In this case, we’re just calling a method - Console.WriteLine(string)
. More
complex variations of this method obviously require additional parameters,
which would lead to more stack operations.
The next IL instruction - il_0018: nop
- is also there to support the
debugger. Thereafter, we re-load the enumerator, calls it’s bool MoveNext()

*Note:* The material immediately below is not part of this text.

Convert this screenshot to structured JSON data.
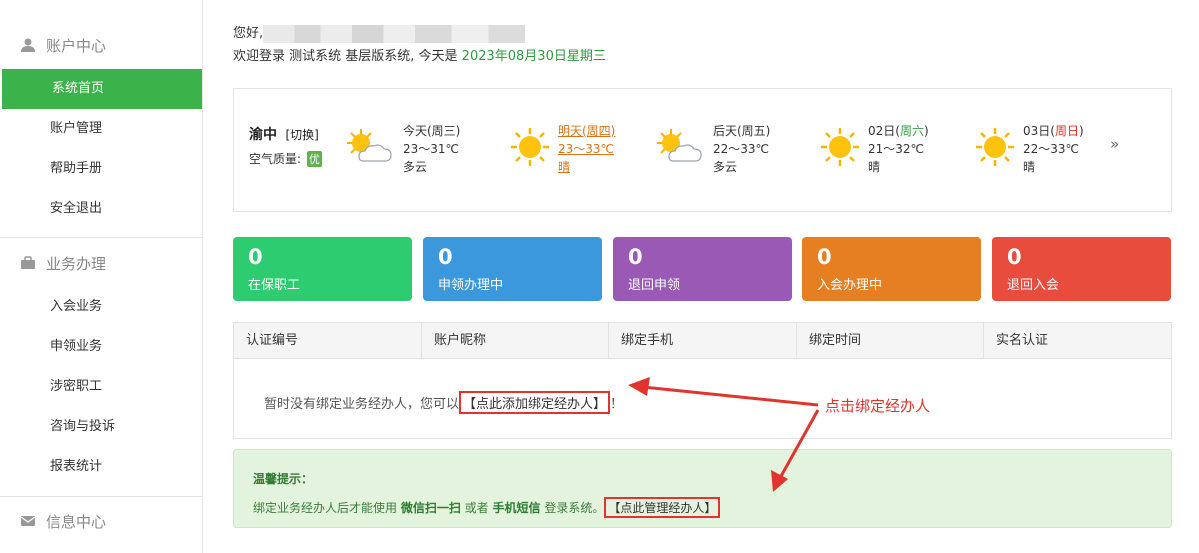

method, and setup a branch based on the result of calling MoveNext()
:
- Continue executing the loop
- Leave the method (
IL_002e: ret
)
Finally, we enter the finally
block (pun intended):
finally
{
IL_0023: ldloc.0
IL_0024: brfalse.s IL_002d
IL_0026: ldloc.0
IL_0027: callvirt instance void [System.Runtime]System.IDisposable::Dispose()
IL_002c: nop
IL_002d: endfinally
} // end handler
This is all looks straight forward, but there’s actually a hidden gem in here
for IL_0024: brfalse.s IL_002d
. The documentation for
this instruction says:
Transfers control to a target instruction if
value
isfalse
, a null reference, or zero.
Thus, after loading the local variable, a null-check is issued before any
other work is performed. We then re-load the local, and call the
IDisposable.Dispose()
implementation. Interestingly, as described above, the
callvirt
opcode will issue it’s own null check. The obvious reasons for why
the compiler would issue it’s own null check first are:
- The argument is not proven to be non-null first
- Null checking was not exhaustive in the compilation process (standard for
“Debug” builds, which pass the
-optimize-
compiler flag)
The remainder of the method is fairly self-explanatory… Just finish the method and leave.
Now, with all this review of a Debug target, let’s have a look at a Release target:
.method private hidebysig static void PrintStuff(class [System.Runtime]System.Collections.Generic.IEnumerable`1<string> strings) cil managed
{
// Code size 41 (0x29)
.maxstack 1
.locals init (class [System.Runtime]System.Collections.Generic.IEnumerator`1<string> V_0)
IL_0000: ldarg.0
IL_0001: callvirt instance class [System.Runtime]System.Collections.Generic.IEnumerator`1<!0> class [System.Runtime]System.Collections.Generic.IEnumerable`1<string>::GetEnumerator()
IL_0006: stloc.0
.try
{
IL_0007: br.s IL_0014
IL_0009: ldloc.0
IL_000a: callvirt instance !0 class [System.Runtime]System.Collections.Generic.IEnumerator`1<string>::get_Current()
IL_000f: call void [System.Console]System.Console::WriteLine(string)
IL_0014: ldloc.0
IL_0015: callvirt instance bool [System.Runtime]System.Collections.IEnumerator::MoveNext()
IL_001a: brtrue.s IL_0009
IL_001c: leave.s IL_0028
} // end .try
finally
{
IL_001e: ldloc.0
IL_001f: brfalse.s IL_0027
IL_0021: ldloc.0
IL_0022: callvirt instance void [System.Runtime]System.IDisposable::Dispose()
IL_0027: endfinally
} // end handler
IL_0028: ret
} // end of method Program::PrintStuff
As you can see, the code size is a tiny bit smaller between Debug and Release
builds (0x2f
versus 0x29
). Mostly, this was achieved by eliminating all of
those nop
instructions.
This concludes Part 1 of our evaluation of C# Iterators. In the Part 2, we’ll
look at how the compiler optimizes the foreach
iterator when it can prove
the type being iterated is an array. Thanks for reading!